PRAB also set up a site at the Ciclovia, and PRAB staffer Cuqui runs an all-day party, with music, toy giveaways, and who knows what else; they were on the other side of the van (with the speakers pointing away; still, sometimes conversation was difficult!).
WE probably attended to well over 100 bikes over the course of the day. Many, of course, just need tires inflated, but some need tubes changed; many needed simple adjustments, but I was able to fix several broken or missing brakes, and even was able to cut and re-route a brake cable on one youngster's BMX. They're mostly "toy-store bikes", with components that don't match well (and some of them have never been adjusted), and my contention is that if I can get those things to go, working on higher-end bikes, where the standards all match, is a piece of cake.

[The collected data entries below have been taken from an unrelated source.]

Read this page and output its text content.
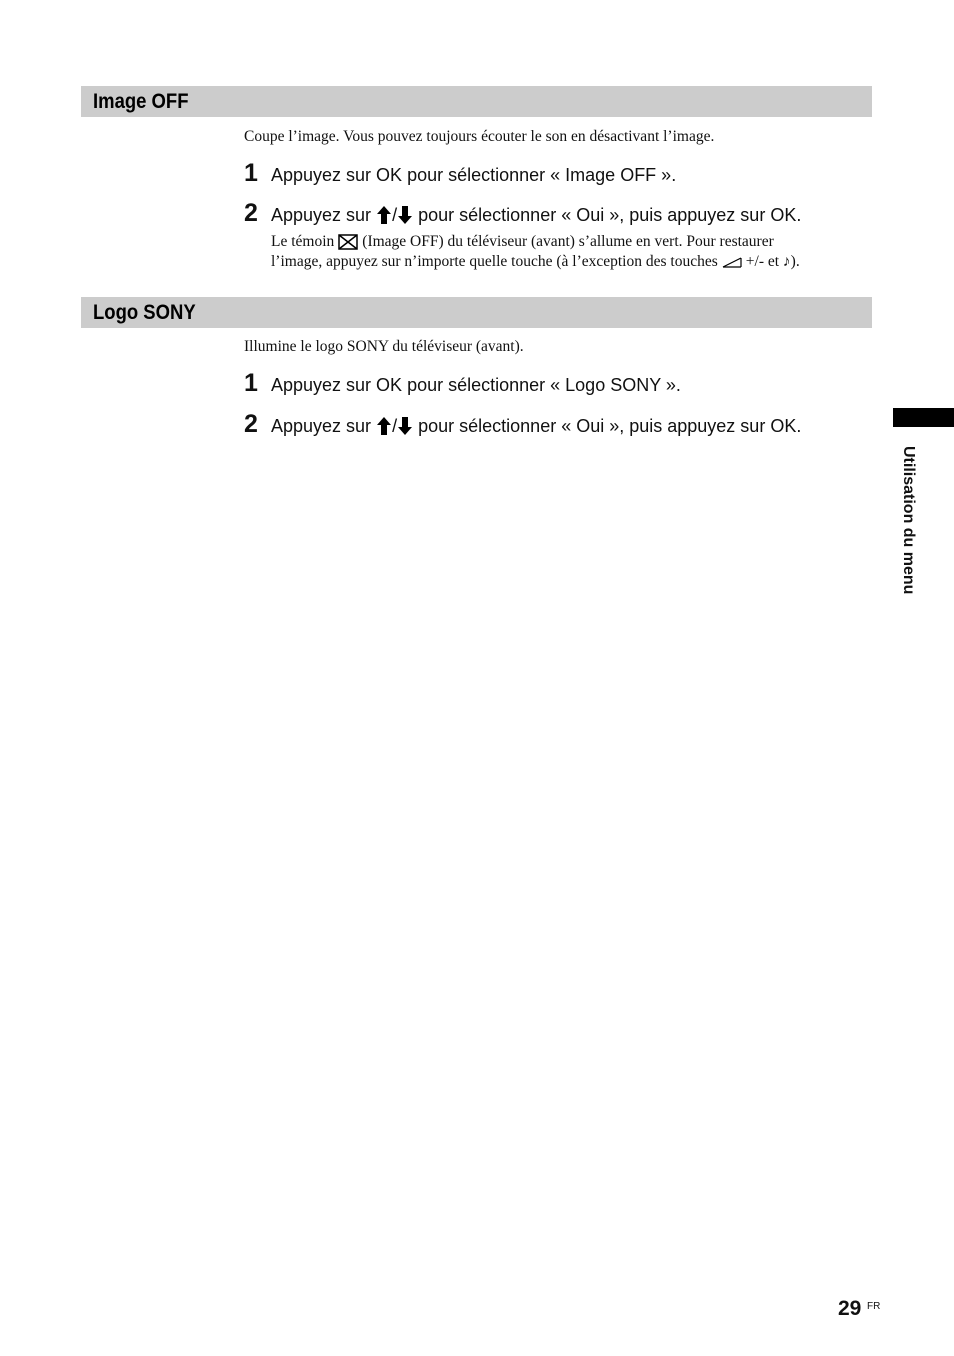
Image OFF
Coupe l’image. Vous pouvez toujours écouter le son en désactivant l’image.
1 Appuyez sur OK pour sélectionner « Image OFF ».
2 Appuyez sur
/
pour sélectionner « Oui », puis appuyez sur OK.
Le témoin (Image OFF) du téléviseur (avant) s’allume en vert. Pour restaurer
l’image, appuyez sur n’importe quelle touche (à l’exception des touches +/- et
♪ ).
Logo SONY
Illumine le logo SONY du téléviseur (avant).
1 Appuyez sur OK pour sélectionner « Logo SONY ».
2 Appuyez sur
/
pour sélectionner « Oui », puis appuyez sur OK.
Utilisation du menu
29 FR
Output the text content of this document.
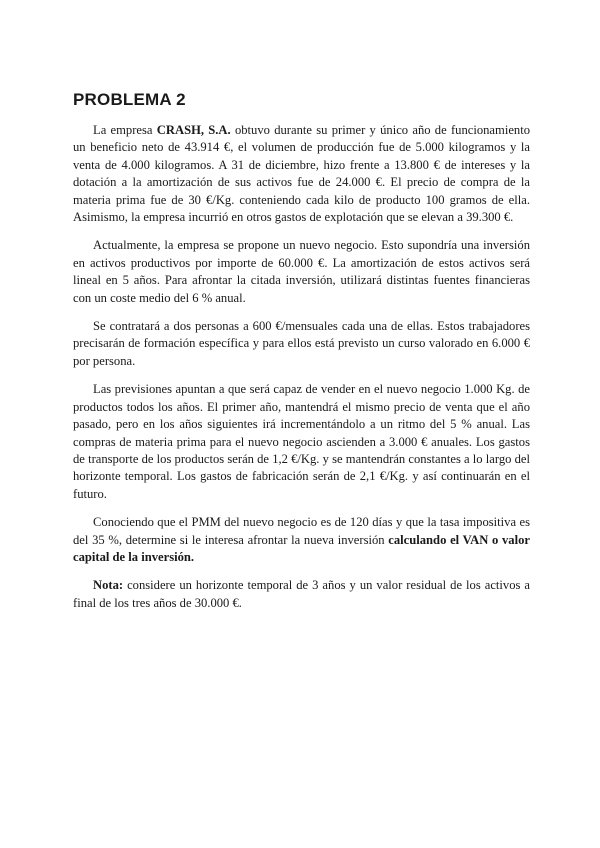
PROBLEMA 2

La empresa CRASH, S.A. obtuvo durante su primer y único año de funcionamiento un beneficio neto de 43.914 €, el volumen de producción fue de 5.000 kilogramos y la venta de 4.000 kilogramos. A 31 de diciembre, hizo frente a 13.800 € de intereses y la dotación a la amortización de sus activos fue de 24.000 €. El precio de compra de la materia prima fue de 30 €/Kg. conteniendo cada kilo de producto 100 gramos de ella. Asimismo, la empresa incurrió en otros gastos de explotación que se elevan a 39.300 €.

Actualmente, la empresa se propone un nuevo negocio. Esto supondría una inversión en activos productivos por importe de 60.000 €. La amortización de estos activos será lineal en 5 años. Para afrontar la citada inversión, utilizará distintas fuentes financieras con un coste medio del 6 % anual.

Se contratará a dos personas a 600 €/mensuales cada una de ellas. Estos trabajadores precisarán de formación específica y para ellos está previsto un curso valorado en 6.000 € por persona.

Las previsiones apuntan a que será capaz de vender en el nuevo negocio 1.000 Kg. de productos todos los años. El primer año, mantendrá el mismo precio de venta que el año pasado, pero en los años siguientes irá incrementándolo a un ritmo del 5 % anual. Las compras de materia prima para el nuevo negocio ascienden a 3.000 € anuales. Los gastos de transporte de los productos serán de 1,2 €/Kg. y se mantendrán constantes a lo largo del horizonte temporal. Los gastos de fabricación serán de 2,1 €/Kg. y así continuarán en el futuro.

Conociendo que el PMM del nuevo negocio es de 120 días y que la tasa impositiva es del 35 %, determine si le interesa afrontar la nueva inversión calculando el VAN o valor capital de la inversión.

Nota: considere un horizonte temporal de 3 años y un valor residual de los activos a final de los tres años de 30.000 €.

I rode in from home. Below is the new Krakow Monster, loaded up with a tool box and a blue bag I wear on my back (those are my morning bagels in the brown bag):
Below, Cuqui, settin' up to rock the neighborhood.

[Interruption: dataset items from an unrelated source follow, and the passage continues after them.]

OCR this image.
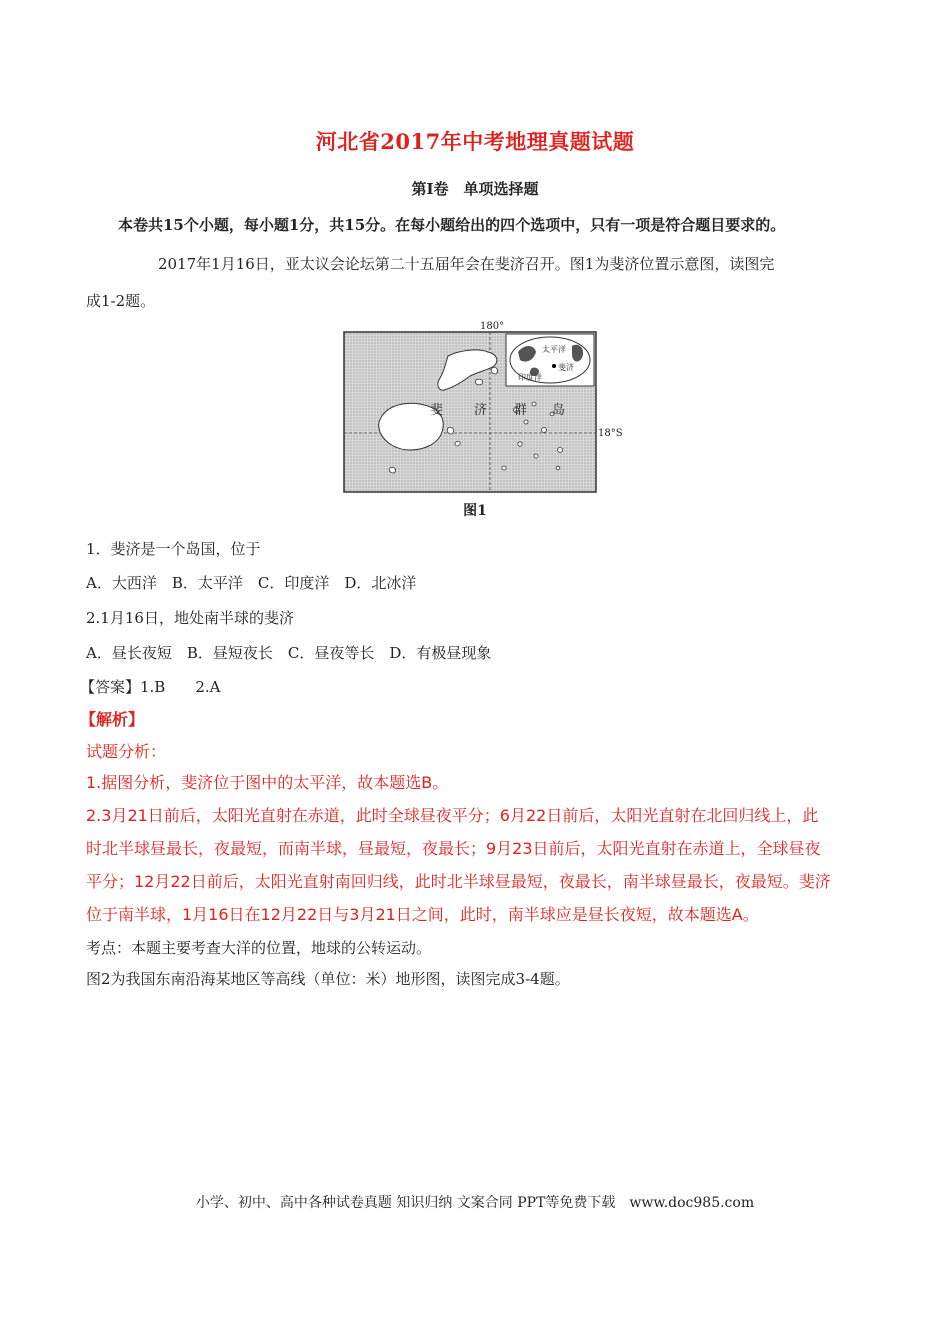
河北省2017年中考地理真题试题
第Ⅰ卷　单项选择题
本卷共15个小题，每小题1分，共15分。在每小题给出的四个选项中，只有一项是符合题目要求的。
2017年1月16日，亚太议会论坛第二十五届年会在斐济召开。图1为斐济位置示意图，读图完
成1-2题。
斐 济 群 岛
太平洋
印度洋
斐济
180°
18°S
图1
1．斐济是一个岛国，位于
A．大西洋　B．太平洋　C．印度洋　D．北冰洋
2.1月16日，地处南半球的斐济
A．昼长夜短　B．昼短夜长　C．昼夜等长　D．有极昼现象
【答案】1.B　　2.A
【解析】
试题分析：
1.据图分析，斐济位于图中的太平洋，故本题选B。
2.3月21日前后，太阳光直射在赤道，此时全球昼夜平分；6月22日前后，太阳光直射在北回归线上，此
时北半球昼最长，夜最短，而南半球，昼最短，夜最长；9月23日前后，太阳光直射在赤道上，全球昼夜
平分；12月22日前后，太阳光直射南回归线，此时北半球昼最短，夜最长，南半球昼最长，夜最短。斐济
位于南半球，1月16日在12月22日与3月21日之间，此时，南半球应是昼长夜短，故本题选A。
考点：本题主要考查大洋的位置，地球的公转运动。
图2为我国东南沿海某地区等高线（单位：米）地形图，读图完成3-4题。
小学、初中、高中各种试卷真题 知识归纳 文案合同 PPT等免费下载　www.doc985.com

Wen Shu, below, was a volunteer from Rutgers. He was marvelously helpful; I'm still recovering from my crash, and he was great about helping to get bikes on the stands, bending to fill tires, and stuff. It wasn't glamorous work, and he did it in good humor.
Fellow volunteers Dan Brooks, left, and Thomas Hillman, rear, with Wen Shu. I haven't seen these guys in a while.

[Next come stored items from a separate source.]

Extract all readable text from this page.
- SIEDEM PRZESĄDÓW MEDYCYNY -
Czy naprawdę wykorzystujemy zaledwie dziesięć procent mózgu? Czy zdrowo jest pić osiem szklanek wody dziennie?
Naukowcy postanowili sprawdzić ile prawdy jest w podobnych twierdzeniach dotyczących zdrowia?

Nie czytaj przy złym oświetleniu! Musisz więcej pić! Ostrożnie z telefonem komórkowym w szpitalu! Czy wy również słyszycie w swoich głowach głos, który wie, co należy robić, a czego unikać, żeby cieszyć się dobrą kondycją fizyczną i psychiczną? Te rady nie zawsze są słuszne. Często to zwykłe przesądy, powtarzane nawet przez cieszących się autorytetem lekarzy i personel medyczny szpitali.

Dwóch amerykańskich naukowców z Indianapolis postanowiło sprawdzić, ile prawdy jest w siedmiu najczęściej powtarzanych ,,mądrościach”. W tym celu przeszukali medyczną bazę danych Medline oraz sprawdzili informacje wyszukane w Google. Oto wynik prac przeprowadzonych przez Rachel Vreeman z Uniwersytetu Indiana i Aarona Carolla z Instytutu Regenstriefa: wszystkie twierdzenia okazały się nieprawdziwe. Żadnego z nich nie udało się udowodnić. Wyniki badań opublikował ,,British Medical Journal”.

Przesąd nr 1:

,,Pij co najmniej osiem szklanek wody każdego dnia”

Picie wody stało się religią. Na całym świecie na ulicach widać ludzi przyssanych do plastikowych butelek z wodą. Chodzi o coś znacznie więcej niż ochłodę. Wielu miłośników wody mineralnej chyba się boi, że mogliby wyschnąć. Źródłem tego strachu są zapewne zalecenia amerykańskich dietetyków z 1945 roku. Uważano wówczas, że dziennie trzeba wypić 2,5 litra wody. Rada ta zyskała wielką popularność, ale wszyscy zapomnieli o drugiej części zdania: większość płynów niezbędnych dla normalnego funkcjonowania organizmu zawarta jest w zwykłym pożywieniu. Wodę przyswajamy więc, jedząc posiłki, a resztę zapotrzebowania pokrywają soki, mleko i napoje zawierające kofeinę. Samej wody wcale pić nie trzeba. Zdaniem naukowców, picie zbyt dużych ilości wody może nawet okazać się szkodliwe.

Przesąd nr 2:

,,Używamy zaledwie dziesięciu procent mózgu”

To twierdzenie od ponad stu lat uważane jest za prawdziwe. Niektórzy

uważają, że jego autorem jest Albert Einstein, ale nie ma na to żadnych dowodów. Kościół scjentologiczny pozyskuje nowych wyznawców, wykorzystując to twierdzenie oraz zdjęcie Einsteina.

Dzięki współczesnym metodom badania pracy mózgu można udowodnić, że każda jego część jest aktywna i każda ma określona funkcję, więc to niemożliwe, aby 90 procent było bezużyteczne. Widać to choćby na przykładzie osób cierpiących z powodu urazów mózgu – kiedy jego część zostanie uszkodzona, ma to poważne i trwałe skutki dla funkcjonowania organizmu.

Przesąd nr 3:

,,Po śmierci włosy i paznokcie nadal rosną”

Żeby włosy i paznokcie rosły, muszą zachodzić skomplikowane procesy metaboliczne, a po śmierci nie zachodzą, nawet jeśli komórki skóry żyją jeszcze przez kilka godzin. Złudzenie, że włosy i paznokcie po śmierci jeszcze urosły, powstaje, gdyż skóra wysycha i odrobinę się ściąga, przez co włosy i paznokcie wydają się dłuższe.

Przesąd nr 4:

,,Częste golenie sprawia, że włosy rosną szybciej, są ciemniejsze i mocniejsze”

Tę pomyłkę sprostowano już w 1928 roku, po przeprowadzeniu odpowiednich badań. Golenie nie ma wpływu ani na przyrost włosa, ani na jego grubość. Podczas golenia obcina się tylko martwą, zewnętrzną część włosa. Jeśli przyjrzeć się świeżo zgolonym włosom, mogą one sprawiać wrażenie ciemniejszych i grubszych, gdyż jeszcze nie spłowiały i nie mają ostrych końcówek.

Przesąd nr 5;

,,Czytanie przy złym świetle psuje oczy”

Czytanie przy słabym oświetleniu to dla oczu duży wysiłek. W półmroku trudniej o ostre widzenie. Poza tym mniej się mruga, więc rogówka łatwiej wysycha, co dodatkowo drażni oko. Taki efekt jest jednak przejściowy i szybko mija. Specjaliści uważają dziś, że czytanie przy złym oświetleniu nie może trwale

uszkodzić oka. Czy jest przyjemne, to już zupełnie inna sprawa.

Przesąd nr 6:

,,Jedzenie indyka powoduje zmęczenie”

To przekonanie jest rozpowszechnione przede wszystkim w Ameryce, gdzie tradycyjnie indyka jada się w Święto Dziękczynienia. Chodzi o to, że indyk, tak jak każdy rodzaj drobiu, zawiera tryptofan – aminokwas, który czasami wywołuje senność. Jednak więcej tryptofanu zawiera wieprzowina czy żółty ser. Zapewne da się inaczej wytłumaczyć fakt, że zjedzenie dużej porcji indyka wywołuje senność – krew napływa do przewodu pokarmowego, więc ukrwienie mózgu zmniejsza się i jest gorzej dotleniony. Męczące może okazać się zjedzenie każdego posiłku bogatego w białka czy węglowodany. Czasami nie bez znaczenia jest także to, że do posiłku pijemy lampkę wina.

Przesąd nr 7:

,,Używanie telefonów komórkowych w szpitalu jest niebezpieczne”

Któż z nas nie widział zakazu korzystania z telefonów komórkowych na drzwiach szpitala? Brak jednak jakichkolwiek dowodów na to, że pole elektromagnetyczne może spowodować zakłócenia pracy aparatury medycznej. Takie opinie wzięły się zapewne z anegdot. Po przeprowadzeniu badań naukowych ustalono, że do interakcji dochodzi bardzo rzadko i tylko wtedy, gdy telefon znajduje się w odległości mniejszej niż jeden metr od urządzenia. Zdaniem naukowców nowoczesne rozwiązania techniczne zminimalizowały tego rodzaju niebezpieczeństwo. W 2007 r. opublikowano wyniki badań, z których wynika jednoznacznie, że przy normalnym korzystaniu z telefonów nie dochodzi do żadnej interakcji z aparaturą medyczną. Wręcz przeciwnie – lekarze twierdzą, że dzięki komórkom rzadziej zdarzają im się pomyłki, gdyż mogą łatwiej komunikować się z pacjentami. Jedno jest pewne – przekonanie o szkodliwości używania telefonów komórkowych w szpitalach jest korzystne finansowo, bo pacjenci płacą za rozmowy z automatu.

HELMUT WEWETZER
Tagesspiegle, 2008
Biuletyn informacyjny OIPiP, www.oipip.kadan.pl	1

The young women in the green vests were high-school students who were also volunteers. They were great, especially with the little kids.
Below, Annie, in the pink sweatshirt, came along with Thomas. I didn't get to talk to her much.
It's a tiring day, but I love to do it. The folks are always so grateful (except when they're not!), and I get to play with bikes for a day. I'm starting to get good at it, too; I may have to go pro!